Vor dem Gerichtsgebäude hält eine Statue der Justitia eine Waagschale.

Angeklagt ist ein 53-jähriger Hauptkommissar. Der Beamte am Steuer soll auf dem Weg zu einem Einsatz mit überhöhter Geschwindigkeit in den Wagen der 21-Jährigen gekracht sein, die einparken wollte. Laut Staatsanwaltschaft wurde bei der Kollision eine Geschwindigkeit von 93 Stundenkilometern festgestellt, bei der Tunnelausfahrt seien es 130 gewesen. Angeklagt ist fahrlässige Tötung. Der Unfall wäre bei angemessener Sorgfalt vermeidbar gewesen.
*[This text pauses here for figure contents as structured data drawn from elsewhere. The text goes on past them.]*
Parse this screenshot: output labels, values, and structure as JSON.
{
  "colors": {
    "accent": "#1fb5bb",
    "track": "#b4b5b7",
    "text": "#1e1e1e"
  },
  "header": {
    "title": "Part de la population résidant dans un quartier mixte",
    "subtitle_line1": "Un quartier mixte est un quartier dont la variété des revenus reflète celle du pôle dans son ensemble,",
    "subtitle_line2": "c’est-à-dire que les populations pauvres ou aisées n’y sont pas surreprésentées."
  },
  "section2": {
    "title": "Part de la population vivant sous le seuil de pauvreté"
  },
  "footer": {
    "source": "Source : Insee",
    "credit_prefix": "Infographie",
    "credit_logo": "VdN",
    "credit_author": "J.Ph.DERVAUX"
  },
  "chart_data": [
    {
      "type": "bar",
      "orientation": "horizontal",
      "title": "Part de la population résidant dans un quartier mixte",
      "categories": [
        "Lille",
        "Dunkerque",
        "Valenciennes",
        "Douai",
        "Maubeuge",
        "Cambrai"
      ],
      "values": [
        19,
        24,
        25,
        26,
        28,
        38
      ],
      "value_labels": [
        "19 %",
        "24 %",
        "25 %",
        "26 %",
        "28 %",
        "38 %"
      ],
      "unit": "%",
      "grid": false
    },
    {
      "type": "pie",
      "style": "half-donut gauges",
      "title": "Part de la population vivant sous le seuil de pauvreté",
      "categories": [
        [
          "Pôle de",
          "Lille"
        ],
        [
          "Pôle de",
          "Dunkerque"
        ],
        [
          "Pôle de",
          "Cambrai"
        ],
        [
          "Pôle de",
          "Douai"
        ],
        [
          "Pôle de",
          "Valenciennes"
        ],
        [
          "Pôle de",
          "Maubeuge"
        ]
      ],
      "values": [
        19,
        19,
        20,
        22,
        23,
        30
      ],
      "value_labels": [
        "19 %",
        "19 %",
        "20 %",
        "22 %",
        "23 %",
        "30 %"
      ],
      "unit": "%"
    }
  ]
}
Der 30-jährige Zeuge gab an, er wisse nur noch, wie an jenem 29. Januar 2018 nach dem Tunnel ein weißer Kleinwagen von rechts kommend mehrere Fahrspuren kreuzte, er «war vor uns, als der Aufprall kam». Er sei auch davon ausgegangen, dass die Sondersignale bemerkt worden seien. Die junge Frau starb noch an der Unfallstelle. Die Fahrertür ihres Autos war eingedrückt, Zeugen hatten den Unfallort als Trümmerfeld beschrieben.
Der Angeklagte und der Beifahrer, der selbst verletzt wurde, saßen damals zum ersten Mal zusammen im Funkwagen. Sie hätten im Auto nicht gesprochen, sich nichts zugerufen, auch später hätten sie nicht über «das Ereignis» gesprochen.